Conley, 44, says he sees the impact of illegal immigration at the school where he works in nearby Cherokee County. The rural area is known as South Carolina's "Peach Capital" because of the large number of orchards there, which rely on migrants to harvest the fields. The children of these workers from Mexico and Central America attend nearby schools, and some end up in Conley's classes. He said they struggle with the language and the material, and extra teachers have to come in and help them.
"It's very hard to incorporate them into the class," he says. "They're not really sure what's going on, they don't really understand the language."
The federal government has enough buses to pick up unaccompanied children at the border, Conley says, so they can bus undocumented immigrants back out. If anything, Congress needs to think about simplifying the process to enter the United States legally, he says.
Not all his fellow tea partiers share this view. Karen Martin, 56, who founded the Spartanburg Tea Party, says she's open to the idea of offering legal status to some undocumented immigrants if they pay back taxes and serve in the military. One thing Martin and the rest agree on is this: No reform until the border is closed.
"Right now, the border is pretty much nonexistent," says Martin, who works as a freelance editor for a trade-management company. She says she didn't care about politics until the housing crash crippled the economy several years ago. It enraged her to see the federal government use tax money to bail out the corporations that caused the meltdown. She worried that her country was headed down the wrong path, she says, so she created the local tea-party group in 2010. At first, it was just a website with information about political candidates who shared her views on the need to limit public spending and shrink government. Six months later, Martin began holding meetings at a local library.
Now the group has about 660 members, and several dozen of them meet each month at the Super Clock Restaurant in East Spartanburg.

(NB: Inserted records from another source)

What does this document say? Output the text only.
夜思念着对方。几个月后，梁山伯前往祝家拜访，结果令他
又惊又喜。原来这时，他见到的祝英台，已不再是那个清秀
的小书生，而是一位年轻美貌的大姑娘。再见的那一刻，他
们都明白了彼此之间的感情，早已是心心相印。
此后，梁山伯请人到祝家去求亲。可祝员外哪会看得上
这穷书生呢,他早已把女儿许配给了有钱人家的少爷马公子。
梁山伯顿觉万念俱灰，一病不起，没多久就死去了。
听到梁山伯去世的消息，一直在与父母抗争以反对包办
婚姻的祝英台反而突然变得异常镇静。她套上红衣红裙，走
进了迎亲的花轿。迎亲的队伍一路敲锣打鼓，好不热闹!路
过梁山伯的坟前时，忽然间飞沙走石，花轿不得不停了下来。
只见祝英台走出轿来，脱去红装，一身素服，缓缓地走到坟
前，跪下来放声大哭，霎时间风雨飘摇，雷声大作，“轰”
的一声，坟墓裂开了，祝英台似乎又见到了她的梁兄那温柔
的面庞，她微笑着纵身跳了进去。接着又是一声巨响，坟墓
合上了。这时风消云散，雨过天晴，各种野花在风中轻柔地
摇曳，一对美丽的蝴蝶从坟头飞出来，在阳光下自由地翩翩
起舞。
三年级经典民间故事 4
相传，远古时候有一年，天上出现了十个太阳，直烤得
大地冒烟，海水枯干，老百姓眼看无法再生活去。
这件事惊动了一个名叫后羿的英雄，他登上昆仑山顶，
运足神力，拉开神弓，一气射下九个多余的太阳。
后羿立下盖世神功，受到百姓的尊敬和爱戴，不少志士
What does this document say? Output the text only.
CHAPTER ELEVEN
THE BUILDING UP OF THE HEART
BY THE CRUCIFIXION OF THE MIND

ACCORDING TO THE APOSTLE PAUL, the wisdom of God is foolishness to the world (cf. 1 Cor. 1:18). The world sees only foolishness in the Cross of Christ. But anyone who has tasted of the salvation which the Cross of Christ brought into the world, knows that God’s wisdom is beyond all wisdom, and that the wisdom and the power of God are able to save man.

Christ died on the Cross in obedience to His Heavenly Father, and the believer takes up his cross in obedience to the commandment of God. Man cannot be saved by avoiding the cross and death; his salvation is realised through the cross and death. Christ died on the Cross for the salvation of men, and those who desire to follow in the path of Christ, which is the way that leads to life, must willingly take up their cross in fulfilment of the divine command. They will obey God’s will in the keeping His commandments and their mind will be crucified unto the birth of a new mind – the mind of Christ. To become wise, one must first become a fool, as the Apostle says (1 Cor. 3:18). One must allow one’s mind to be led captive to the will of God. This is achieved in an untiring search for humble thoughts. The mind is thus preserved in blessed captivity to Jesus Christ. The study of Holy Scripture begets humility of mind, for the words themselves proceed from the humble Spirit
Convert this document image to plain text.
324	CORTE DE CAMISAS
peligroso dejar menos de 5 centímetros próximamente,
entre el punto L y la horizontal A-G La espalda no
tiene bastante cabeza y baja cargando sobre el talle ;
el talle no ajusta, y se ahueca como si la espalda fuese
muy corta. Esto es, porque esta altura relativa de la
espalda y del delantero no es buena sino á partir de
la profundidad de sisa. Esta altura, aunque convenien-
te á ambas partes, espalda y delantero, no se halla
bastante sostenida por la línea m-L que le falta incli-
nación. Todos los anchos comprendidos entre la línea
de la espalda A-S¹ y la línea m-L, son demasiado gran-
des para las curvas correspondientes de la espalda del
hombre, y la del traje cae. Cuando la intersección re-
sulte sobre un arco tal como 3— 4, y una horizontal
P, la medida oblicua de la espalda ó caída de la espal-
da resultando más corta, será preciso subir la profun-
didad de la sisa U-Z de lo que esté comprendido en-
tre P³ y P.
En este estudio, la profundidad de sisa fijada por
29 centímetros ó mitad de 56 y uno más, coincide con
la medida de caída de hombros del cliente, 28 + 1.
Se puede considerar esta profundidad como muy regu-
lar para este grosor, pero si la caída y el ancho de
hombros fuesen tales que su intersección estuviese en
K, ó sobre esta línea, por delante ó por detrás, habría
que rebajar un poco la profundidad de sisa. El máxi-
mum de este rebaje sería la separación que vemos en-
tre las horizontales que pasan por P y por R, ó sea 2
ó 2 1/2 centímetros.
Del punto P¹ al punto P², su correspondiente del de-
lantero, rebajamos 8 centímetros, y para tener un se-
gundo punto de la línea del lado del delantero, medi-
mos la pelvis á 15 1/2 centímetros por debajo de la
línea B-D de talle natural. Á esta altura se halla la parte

They eat burgers and drink sweet tea, opening each meeting with a prayer and the Pledge of Allegiance. They usually focus on state and local issues, such as whether the county should allow liquor sales on Sundays.
It's not a racially diverse group—everyone at the July meeting was white. But the members do represent several generations and socioeconomic backgrounds: engineers, a college student, a tire salesman. All are fighting to make South Carolina more conservative. It's an uphill battle, says Martin, because Republicans here are too moderate. "South Carolina is not conservative," she says. "It's just a facade."
Martin and her colleagues are still reeling from the tea party's recent failure to replace Sen. Lindsey Graham, R-S.C., with a conservative Republican who won't compromise on issues such as immigration reform. They also think that local evangelical pastors pushing for "amnesty" are misinterpreting the Bible for political purposes.
"The [Bible] says, give what belongs to Caesar, to Caesar, and what belongs to God, to God. So it's telling us to follow the law," says Thomas Dimsdale, a 23-year-old tire sales manager and active tea-party member. Dimsdale says he didn't interact with many immigrants growing up in Spartanburg, but he welcomes legal immigration and thinks it benefits the community. He works with a Filipino man and sees how similar their cultures are. They believe in strong families and low taxes, and many are evangelical Christians, he says.
"I'd love to invite them into the tea party," Dimsdale says. "If not, then at least to the Republican Party, because there's a lot of common ground that they don't realize we have, and I hope we can see it too."